Update for the last month – Jeffrey Haskovec

Sorry for the lack of updates, but I was on the end of project march and then off on paternity leave. I am hoping to resume regular posting soon. The project was very successful, we had a big push and brought another 120 tables online in our new Cassandra Cluster and migrated that data from SQL Server. Along the way it has given us a few fun design challenges.

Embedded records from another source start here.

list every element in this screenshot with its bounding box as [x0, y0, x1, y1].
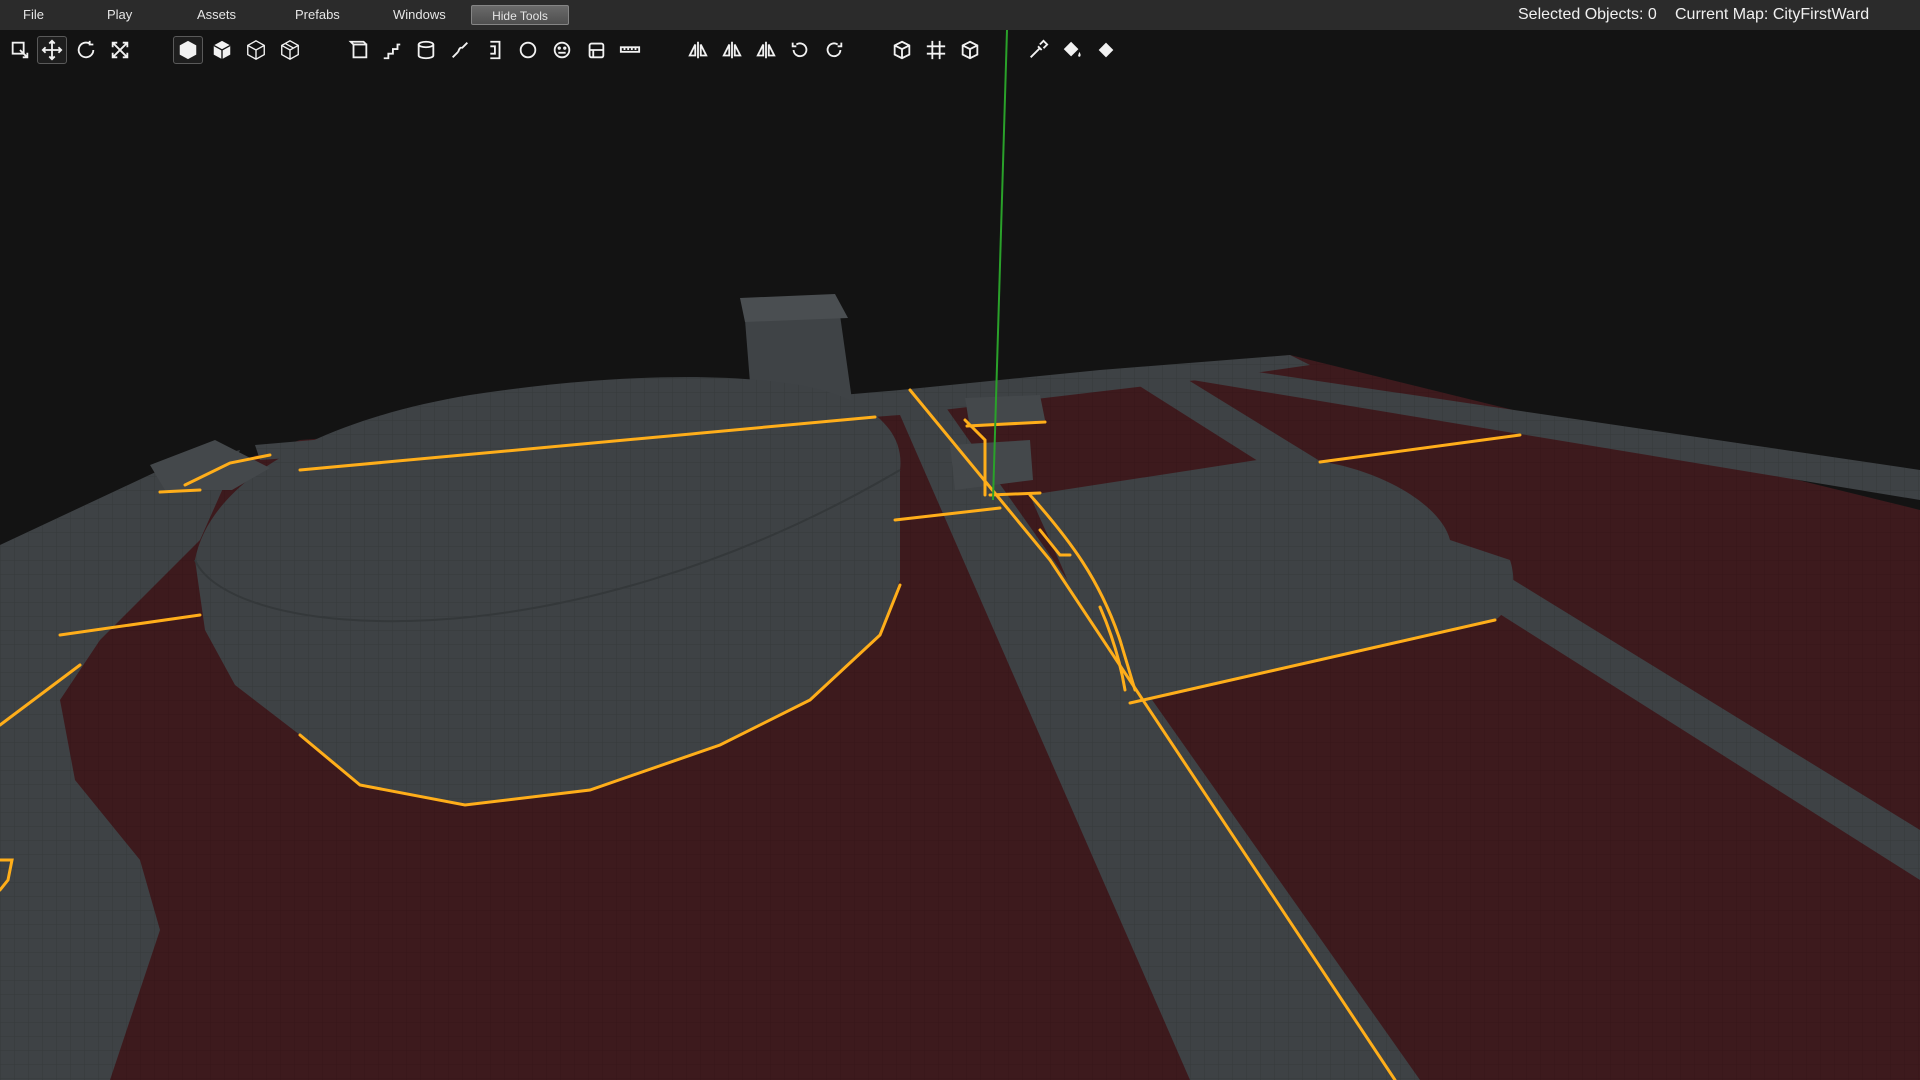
door-brush-icon[interactable] [479, 36, 509, 64]
eyedropper-icon[interactable] [1023, 36, 1053, 64]
current-map-status: Current Map: CityFirstWard [1675, 6, 1870, 23]
sphere-brush-icon[interactable] [513, 36, 543, 64]
texture-brush-icon[interactable] [581, 36, 611, 64]
cylinder-brush-icon[interactable] [411, 36, 441, 64]
tower-top[interactable] [740, 294, 848, 322]
rotate-cw-icon[interactable] [819, 36, 849, 64]
mirror-z-icon[interactable] [751, 36, 781, 64]
scale-tool-icon[interactable] [105, 36, 135, 64]
wireframe-view-icon[interactable] [241, 36, 271, 64]
file-menu[interactable]: File [23, 0, 44, 30]
wire-shaded-view-icon[interactable] [275, 36, 305, 64]
arch-brush-icon[interactable] [445, 36, 475, 64]
entity-face-icon[interactable] [547, 36, 577, 64]
selected-objects-status: Selected Objects: 0 [1518, 6, 1657, 23]
measure-icon[interactable] [615, 36, 645, 64]
stairs-brush-icon[interactable] [377, 36, 407, 64]
solid-view-icon[interactable] [173, 36, 203, 64]
select-tool-icon[interactable] [5, 36, 35, 64]
cube-icon[interactable] [887, 36, 917, 64]
play-menu[interactable]: Play [107, 0, 132, 30]
cube-outline-icon[interactable] [955, 36, 985, 64]
rotate-ccw-icon[interactable] [785, 36, 815, 64]
mirror-y-icon[interactable] [717, 36, 747, 64]
grid-icon[interactable] [921, 36, 951, 64]
shaded-view-icon[interactable] [207, 36, 237, 64]
windows-menu[interactable]: Windows [393, 0, 446, 30]
prefabs-menu[interactable]: Prefabs [295, 0, 340, 30]
menu-bar: File Play Assets Prefabs Windows Hide To… [0, 0, 1920, 31]
move-tool-icon[interactable] [37, 36, 67, 64]
hide-tools-button[interactable]: Hide Tools [471, 5, 569, 25]
fill-icon[interactable] [1091, 36, 1121, 64]
assets-menu[interactable]: Assets [197, 0, 236, 30]
box-brush-icon[interactable] [344, 36, 374, 64]
scene-viewport[interactable] [0, 30, 1920, 1080]
mirror-x-icon[interactable] [683, 36, 713, 64]
rotate-tool-icon[interactable] [71, 36, 101, 64]
paint-bucket-icon[interactable] [1057, 36, 1087, 64]
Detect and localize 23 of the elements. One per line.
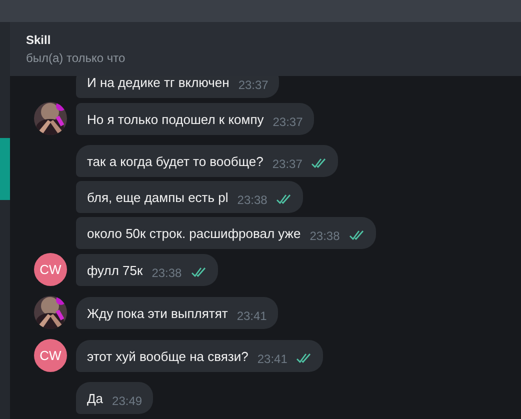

Initially we were working around some limitations in keys in Cassandra. In SQL server often you will query on a column that may be null. In Cassandra none of the columns in your primary key can be null, which means you can’t query on that column since Cassandra doesn’t allow you to do adhoc queries. One work around we started with the obvious solution is to use a secondary index. However Datastax will tell you in general not to use them. We found in playing around with them in production we have just had issues with them. They seem to either get corrupted or be out of sync in some way with the tables very often so end up having to run a repair on that index to get the correct data. As a result of this we are completely moving away from secondary indexes. In the end it gave us some interesting data design problems, but I think we will end up with a much more resilient system in the end.

Up next I will be changing how we package our application. Currently it is a Spring / Hibernate App that is deployed on JBoss as an ear file. I plan on converting the project to a war file and moving us away from JBoss dependencies so that we could deploy on any web container. The goal will be to switch to Tomcat 8 at the end.